If you’re one of the many people who started a home-based business in the middle of quarantine, you probably registered your company as a sole proprietorship. This simple business structure is ideal for new entrepreneurs who just started to sell a product without creating a business plan. Or, for those who’d instead not work on the massive paperwork involved in incorporating.
In most cases, entrepreneurs will not incorporate their businesses until they’ve reached a certain level of success. That is the right decision because the bigger a business grows, the higher its risks become.
But several entrepreneurs remain as a sole proprietor despite their business’s increasing scale. In such a case, it is strongly advised to change business structures, because the entrepreneur’s assets can be at stake when a serious issue in the business arises.
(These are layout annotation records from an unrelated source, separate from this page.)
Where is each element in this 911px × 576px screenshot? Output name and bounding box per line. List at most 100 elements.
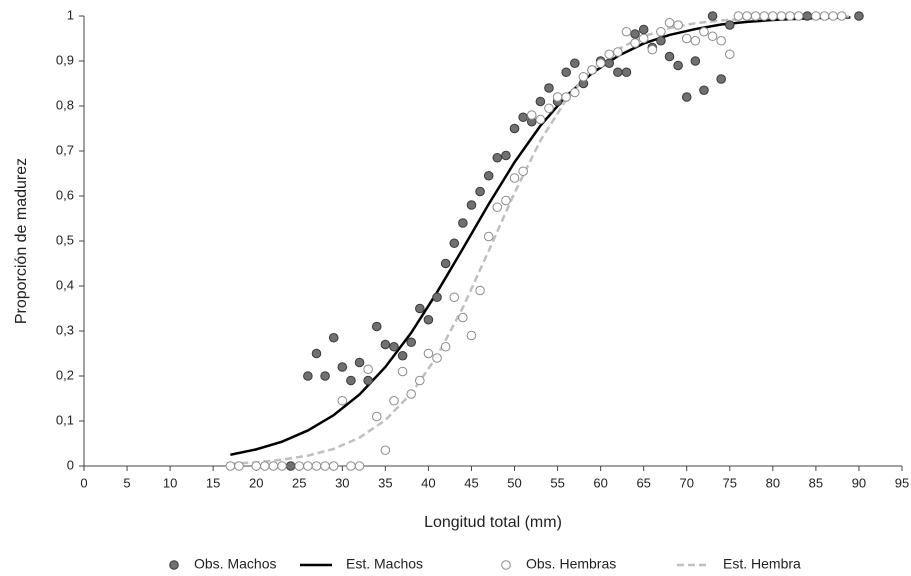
y-tick-label: 0,6: [56, 187, 74, 202]
point: [673, 60, 683, 71]
point: [440, 258, 451, 269]
point: [630, 29, 640, 39]
point: [397, 366, 408, 377]
legend-label: Est. Machos: [346, 556, 423, 572]
point: [466, 200, 477, 210]
point: [656, 35, 666, 46]
point: [776, 11, 787, 21]
point: [518, 112, 528, 123]
point: [406, 389, 417, 399]
point: [440, 341, 451, 352]
point: [483, 170, 494, 181]
point: [656, 26, 666, 37]
point: [277, 461, 287, 471]
point: [802, 11, 813, 21]
x-tick-label: 30: [335, 475, 349, 490]
point: [613, 67, 623, 78]
point: [518, 166, 528, 177]
point: [397, 350, 408, 361]
point: [328, 461, 339, 471]
point: [673, 20, 683, 30]
point: [337, 362, 348, 372]
point: [492, 202, 503, 213]
point: [621, 26, 632, 37]
x-tick-label: 0: [80, 475, 87, 490]
x-tick-label: 15: [206, 475, 220, 490]
point: [638, 33, 649, 44]
point: [587, 65, 597, 75]
point: [707, 11, 718, 21]
point: [303, 461, 313, 471]
point: [501, 195, 511, 206]
legend-label: Obs. Hembras: [526, 556, 616, 572]
point: [415, 303, 425, 314]
point: [389, 341, 399, 352]
y-tick-label: 0,8: [56, 97, 74, 112]
point: [613, 47, 623, 57]
point: [354, 461, 365, 471]
point: [552, 92, 563, 102]
point: [716, 35, 726, 46]
point: [699, 26, 709, 37]
point: [380, 445, 391, 456]
legend-label: Est. Hembra: [723, 556, 801, 572]
point: [544, 83, 554, 93]
x-tick-label: 50: [507, 475, 521, 490]
point: [268, 461, 279, 471]
point: [320, 371, 330, 381]
point: [311, 461, 322, 471]
point: [458, 312, 468, 323]
fit-line: [230, 15, 851, 465]
y-tick-label: 0: [67, 457, 74, 472]
x-tick-label: 75: [723, 475, 737, 490]
legend-marker: [501, 560, 511, 570]
point: [432, 353, 442, 363]
point: [449, 238, 460, 249]
x-tick-label: 10: [163, 475, 177, 490]
point: [328, 332, 339, 343]
y-tick-label: 0,2: [56, 367, 74, 382]
point: [501, 150, 511, 161]
point: [724, 49, 735, 60]
point: [621, 67, 632, 78]
point: [793, 11, 804, 21]
point: [449, 292, 460, 303]
point: [234, 461, 244, 471]
point: [346, 461, 356, 471]
point: [432, 292, 442, 303]
point: [828, 11, 838, 21]
point: [380, 339, 391, 350]
x-axis-title: Longitud total (mm): [424, 514, 562, 531]
x-tick-label: 5: [123, 475, 130, 490]
point: [294, 461, 305, 471]
point: [320, 461, 330, 471]
point: [561, 92, 571, 102]
y-tick-label: 0,7: [56, 142, 74, 157]
point: [578, 71, 589, 82]
x-tick-label: 70: [680, 475, 694, 490]
point: [371, 321, 382, 332]
x-tick-label: 35: [378, 475, 392, 490]
point: [260, 461, 270, 471]
point: [415, 375, 425, 386]
point: [681, 92, 692, 102]
point: [750, 11, 761, 21]
x-tick-label: 25: [292, 475, 306, 490]
x-tick-label: 20: [249, 475, 263, 490]
point: [759, 11, 770, 21]
x-tick-label: 80: [766, 475, 780, 490]
point: [535, 96, 546, 107]
point: [466, 330, 477, 341]
point: [819, 11, 830, 21]
point: [630, 38, 640, 48]
point: [371, 411, 382, 422]
point: [492, 152, 503, 163]
point: [604, 58, 615, 69]
point: [785, 11, 795, 21]
point: [363, 364, 373, 375]
point: [733, 11, 744, 21]
y-tick-label: 0,5: [56, 232, 74, 247]
point: [699, 85, 709, 96]
x-tick-label: 55: [550, 475, 564, 490]
point: [681, 33, 692, 44]
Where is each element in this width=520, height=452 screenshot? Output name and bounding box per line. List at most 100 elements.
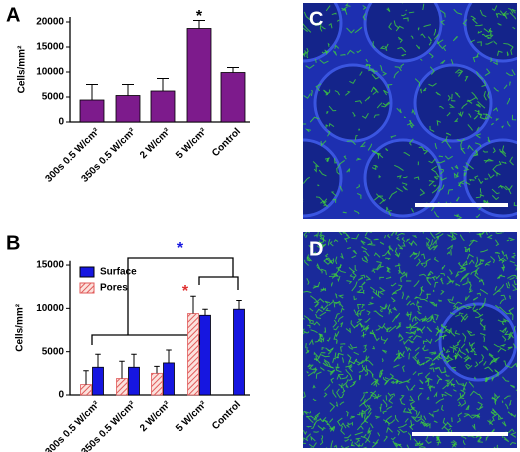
cell (477, 393, 483, 400)
cell (457, 339, 461, 346)
cell (322, 419, 328, 423)
cell (314, 412, 321, 420)
cell (484, 113, 489, 120)
cell (459, 111, 464, 118)
cell (492, 165, 498, 175)
cell (494, 252, 501, 254)
cell (453, 355, 457, 360)
error-bar (157, 78, 169, 91)
cell (494, 286, 498, 291)
cell (491, 188, 500, 195)
cell (390, 436, 396, 441)
cell (403, 271, 408, 279)
cell (349, 343, 358, 349)
cell (429, 301, 436, 307)
cell (355, 437, 361, 440)
cell (461, 265, 466, 273)
cell (356, 439, 360, 444)
cell (373, 378, 379, 386)
cell (434, 356, 443, 360)
cell (435, 232, 442, 236)
cell (365, 275, 372, 281)
cell (328, 122, 335, 128)
cell (408, 352, 411, 360)
cell (390, 232, 395, 236)
cell (306, 415, 315, 419)
cell (365, 64, 371, 70)
cell (485, 41, 493, 45)
cell (317, 184, 320, 187)
cell (467, 99, 473, 104)
cell (505, 72, 514, 76)
cell (492, 147, 496, 154)
cell (339, 393, 345, 399)
cell (303, 23, 312, 33)
cell (303, 47, 309, 56)
cell (325, 50, 328, 55)
cell (405, 331, 416, 334)
cell (303, 391, 306, 399)
cell (446, 382, 451, 387)
cell (406, 378, 411, 383)
cell (382, 399, 388, 408)
cell (451, 166, 454, 170)
cell (367, 429, 372, 434)
cell (379, 241, 385, 245)
cell (313, 418, 321, 426)
cell (313, 281, 321, 288)
cell (334, 90, 340, 96)
cell (491, 195, 500, 201)
cell (373, 394, 382, 400)
cell (336, 388, 341, 398)
cell (334, 331, 340, 338)
cell (475, 71, 484, 80)
cell (499, 298, 505, 305)
error-bar (95, 353, 101, 368)
cell (474, 361, 479, 368)
cell (372, 41, 376, 49)
cell (408, 11, 415, 14)
cell (449, 296, 454, 301)
cell (444, 328, 452, 333)
cell (434, 313, 439, 321)
cell (323, 359, 330, 364)
cell (425, 439, 432, 444)
cell (408, 423, 415, 430)
cell (388, 308, 392, 315)
cell (378, 174, 382, 179)
cell (411, 108, 416, 115)
cell (408, 138, 414, 146)
cell (513, 280, 517, 286)
cell (433, 391, 438, 398)
cell (480, 318, 484, 323)
cell (460, 343, 466, 349)
cell (453, 213, 459, 218)
cell (462, 332, 467, 342)
cell (512, 343, 517, 349)
cell (450, 93, 453, 100)
cell (338, 383, 345, 392)
cell (395, 232, 398, 235)
cell (405, 326, 410, 329)
cell (436, 160, 446, 164)
cell (371, 149, 380, 156)
cell (442, 417, 447, 426)
cell (475, 313, 484, 318)
cell (330, 425, 335, 431)
cell (308, 241, 314, 248)
cell (303, 331, 306, 335)
cell (417, 414, 423, 419)
cell (509, 260, 516, 264)
cell (494, 395, 501, 405)
cell (507, 281, 511, 287)
cell (390, 393, 395, 397)
cell (353, 351, 360, 355)
pillar (313, 63, 393, 143)
cell (337, 315, 344, 323)
cell (411, 240, 418, 246)
cell (425, 314, 434, 322)
cell (468, 342, 476, 347)
cell (455, 196, 460, 202)
cell (314, 321, 321, 326)
cell (410, 330, 417, 335)
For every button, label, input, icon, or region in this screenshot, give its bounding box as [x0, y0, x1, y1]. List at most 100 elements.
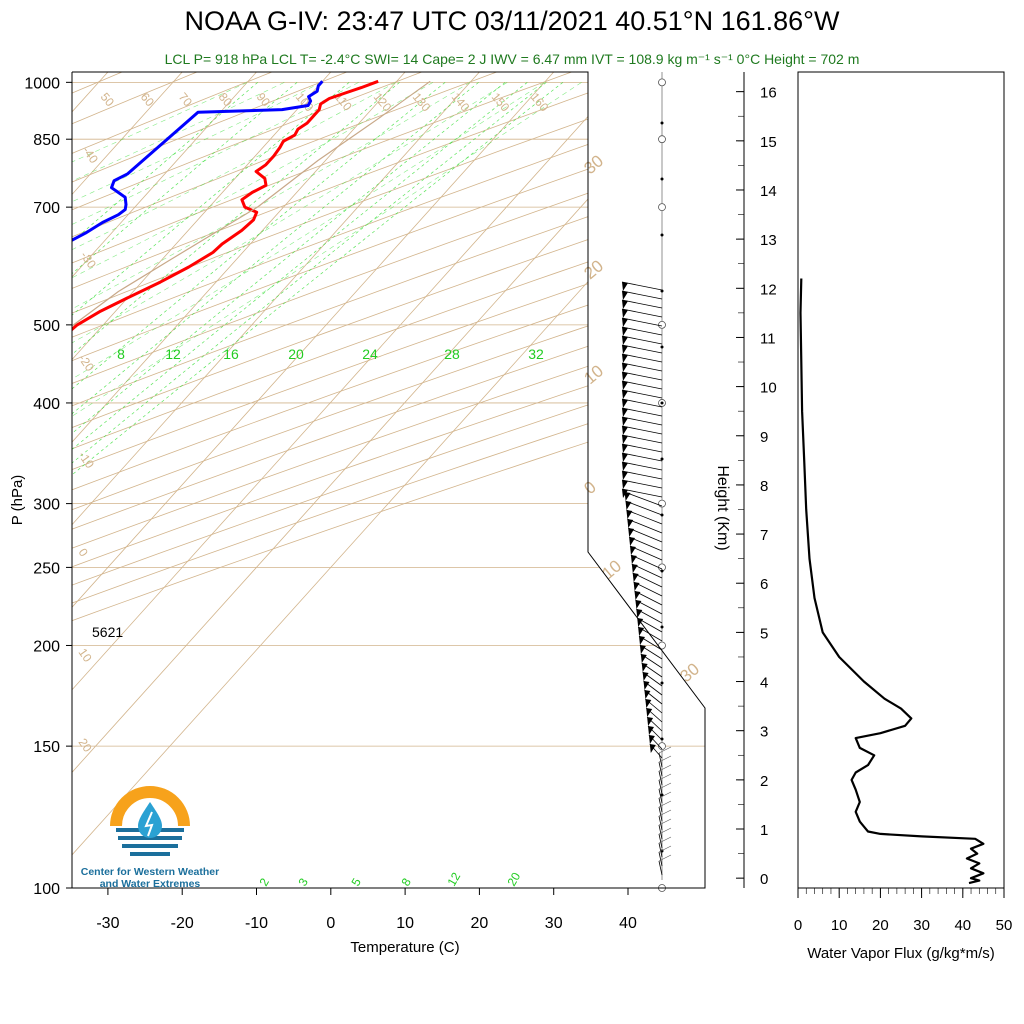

When to Turn Your Small Business into a Corporation
If your revenue and profit go to your personal savings account, it’s easy to get confused and disorganize your finances. The solution, other than learning how to open a checking account solely for your business, is to change your structure.
Why? Because in a sole proprietorship, personal assets and the business’s assets aren’t separated. You and your business are considered a single entity. That means the profits and losses of the business are yours, too.
Being a sole proprietor also puts you at a disadvantage when a customer complains or files a lawsuit. For instance, if you’re selling a food product and a customer contracts food poisoning because of it, they may sue, making you personally liable for their condition.
Aside from considering those risks, it’s also advisable to incorporate your business when you want to simplify your tax filing. As a corporation, your business will be paying corporate taxes, as it will be considered a separate entity from you.
Another sign that it’s time to change your structure is when you start hiring employees or seeking outside investment. Undergoing these significant changes means that your small business has already outgrown being a sole proprietorship.
Advantages of Being a Corporation
One of the greatest perks of incorporating is the legal protection it provides for your business. The personal assets will be protected in the event of a lawsuit or bankruptcy. It also reduces your taxes and increases your credibility. Customers tend to perceive corporations as a more professional structure, thereby trusting them more.
And if you plan to pass on your business to your heirs, incorporating will allow a smoother succession, making a business’s life perpetual without the need for heirs to secure a new business license.
How to Change Structures
For small business owners, changing to an S-corp or one-person corporation (OPC) is ideal. S-corps aren’t usually required to pay corporate taxes, but instead, only pay them on dividend earnings. Meanwhile, an OPC, which is a type of business structure in the Philippines, allows a single entrepreneur to own a corporation without a board of directors and four other incorporators.
The first step in changing your business structure is consulting your tax advisor. They will let you know the requirements you’ll need. You should research your state’s requirements on your own as well because some areas require additional documentation outside of what the state asks.
With your accountant’s help, determine the financial aspects of incorporating, such as how you’ll file taxes, whether you’ll need insurances if you require your vendors additional liability insurance, and so on.
By incorporating your business at the right time, its longevity will be ensured, which is essential, considering the crisis and uncertainty we’re currently facing.